One vnode per-experiment, per-phyiscal node. That is, avoid the need for seperate routing tables and the revisitation problem. This is the "PlanetLab Way" so not really a restriction.
Distinct experiments cannot use overlapping IP space on nodes so that we again avoid the need for multiple routing tables. This requires that we be in charge of IP assignment for at least all tunnel devices. See task !#1 below.

The tasks:

Enforce global allocation of experimental IP space. Probably just gnaw off a chunk of the 10. space for tunnel use and manage that. This would have less impact on IP assignment as it happens today and, if chosen carefully, would not interfere with user-assigned addresses past, present or future. Perhaps better would be to use part of the 172.16 space. We use 16-18 for vnodes, but the rest could be used. Downside is that we route this range internally so there is potential for confusion (something like: someone has a tunnel, sets up or deletes a route incorrectly causing 172.16 tunnel traffic to go out on our control net to other nodes).

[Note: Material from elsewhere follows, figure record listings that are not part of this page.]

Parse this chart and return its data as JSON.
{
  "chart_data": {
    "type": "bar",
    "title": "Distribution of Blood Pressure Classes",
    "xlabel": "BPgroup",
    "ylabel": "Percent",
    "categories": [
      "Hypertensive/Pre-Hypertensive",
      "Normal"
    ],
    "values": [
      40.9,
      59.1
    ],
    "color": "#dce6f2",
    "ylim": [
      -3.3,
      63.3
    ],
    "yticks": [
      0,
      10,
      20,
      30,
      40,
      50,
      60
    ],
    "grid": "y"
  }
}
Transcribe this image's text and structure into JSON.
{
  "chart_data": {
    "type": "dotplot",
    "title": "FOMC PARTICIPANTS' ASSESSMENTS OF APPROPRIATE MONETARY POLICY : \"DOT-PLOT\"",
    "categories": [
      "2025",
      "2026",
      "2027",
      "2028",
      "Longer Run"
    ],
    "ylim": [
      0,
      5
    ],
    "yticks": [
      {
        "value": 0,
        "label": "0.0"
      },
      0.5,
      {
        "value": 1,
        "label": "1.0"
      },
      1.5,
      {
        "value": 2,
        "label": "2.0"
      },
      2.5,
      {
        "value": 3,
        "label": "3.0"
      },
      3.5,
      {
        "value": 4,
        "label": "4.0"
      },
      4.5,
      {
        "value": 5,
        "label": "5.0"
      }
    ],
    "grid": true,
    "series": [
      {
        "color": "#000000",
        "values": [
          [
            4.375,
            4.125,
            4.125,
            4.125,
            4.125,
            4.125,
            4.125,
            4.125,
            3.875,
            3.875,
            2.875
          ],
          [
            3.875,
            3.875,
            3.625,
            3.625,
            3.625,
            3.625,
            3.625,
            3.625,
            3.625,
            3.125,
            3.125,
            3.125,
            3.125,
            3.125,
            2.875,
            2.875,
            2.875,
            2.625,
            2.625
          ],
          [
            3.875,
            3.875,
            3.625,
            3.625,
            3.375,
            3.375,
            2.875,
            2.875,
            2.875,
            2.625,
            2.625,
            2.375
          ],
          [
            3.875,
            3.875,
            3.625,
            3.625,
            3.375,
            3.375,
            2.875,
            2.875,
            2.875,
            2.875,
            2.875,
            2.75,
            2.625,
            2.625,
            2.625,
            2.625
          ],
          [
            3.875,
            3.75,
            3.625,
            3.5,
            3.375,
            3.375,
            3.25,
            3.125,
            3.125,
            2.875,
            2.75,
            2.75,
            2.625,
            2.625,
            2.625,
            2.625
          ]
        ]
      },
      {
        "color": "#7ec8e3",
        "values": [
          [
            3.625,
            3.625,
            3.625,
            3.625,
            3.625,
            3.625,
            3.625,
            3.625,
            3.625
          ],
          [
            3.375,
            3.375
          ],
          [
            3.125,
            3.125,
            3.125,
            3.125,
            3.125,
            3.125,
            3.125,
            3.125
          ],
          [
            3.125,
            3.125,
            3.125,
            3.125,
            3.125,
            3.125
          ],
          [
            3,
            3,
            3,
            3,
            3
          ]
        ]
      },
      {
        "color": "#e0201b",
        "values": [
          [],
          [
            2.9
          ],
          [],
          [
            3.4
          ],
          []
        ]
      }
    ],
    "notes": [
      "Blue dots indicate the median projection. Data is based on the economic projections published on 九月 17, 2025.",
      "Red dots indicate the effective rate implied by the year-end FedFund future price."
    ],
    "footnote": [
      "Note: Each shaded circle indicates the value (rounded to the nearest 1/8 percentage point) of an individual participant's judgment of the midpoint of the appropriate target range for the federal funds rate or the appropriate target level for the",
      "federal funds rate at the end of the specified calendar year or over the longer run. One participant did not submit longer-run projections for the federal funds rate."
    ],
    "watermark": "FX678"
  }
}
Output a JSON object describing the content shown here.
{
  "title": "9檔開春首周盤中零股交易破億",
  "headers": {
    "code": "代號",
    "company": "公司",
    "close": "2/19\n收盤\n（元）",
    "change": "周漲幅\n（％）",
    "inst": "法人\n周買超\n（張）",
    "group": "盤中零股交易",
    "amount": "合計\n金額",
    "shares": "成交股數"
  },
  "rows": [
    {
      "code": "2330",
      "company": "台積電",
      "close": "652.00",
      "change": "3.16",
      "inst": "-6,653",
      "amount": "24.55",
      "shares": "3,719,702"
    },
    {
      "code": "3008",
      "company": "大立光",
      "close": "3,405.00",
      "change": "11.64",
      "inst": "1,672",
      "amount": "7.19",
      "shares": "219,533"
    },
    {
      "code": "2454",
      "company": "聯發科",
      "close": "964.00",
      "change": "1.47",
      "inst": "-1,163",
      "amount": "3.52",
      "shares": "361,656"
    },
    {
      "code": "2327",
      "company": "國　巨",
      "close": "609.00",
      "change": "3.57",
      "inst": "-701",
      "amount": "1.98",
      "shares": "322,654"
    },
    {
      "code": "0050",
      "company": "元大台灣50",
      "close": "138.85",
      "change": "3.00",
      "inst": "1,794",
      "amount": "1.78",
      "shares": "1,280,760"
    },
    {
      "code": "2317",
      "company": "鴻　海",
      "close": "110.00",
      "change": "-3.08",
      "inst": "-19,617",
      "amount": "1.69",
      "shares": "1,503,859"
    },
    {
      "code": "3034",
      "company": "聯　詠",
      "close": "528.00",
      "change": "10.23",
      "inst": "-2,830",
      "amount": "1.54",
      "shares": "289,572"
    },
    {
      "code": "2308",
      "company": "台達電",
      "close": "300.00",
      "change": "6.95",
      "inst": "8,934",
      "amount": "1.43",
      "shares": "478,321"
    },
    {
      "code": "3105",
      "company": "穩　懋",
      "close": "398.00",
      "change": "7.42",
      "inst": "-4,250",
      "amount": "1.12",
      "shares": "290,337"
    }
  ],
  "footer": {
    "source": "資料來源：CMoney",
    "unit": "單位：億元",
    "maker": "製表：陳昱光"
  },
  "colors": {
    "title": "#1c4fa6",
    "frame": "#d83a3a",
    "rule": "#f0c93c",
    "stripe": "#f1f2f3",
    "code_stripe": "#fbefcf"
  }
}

Modify NM and plab kernel to allow/do creation of tunnel devices inside vservers. Probably everything is there, we just need to modify the NM to create and configure bridges before it sets up the vserver. The vserver can then be created with multiple interfaces: control and bridges. Note that we should be able to dispense with the virtual IFs and bridges that are in VINI, because there is no need to create a "tunnel" between namespaces and we can prevent the vserver from modifying the bridge setup once inside.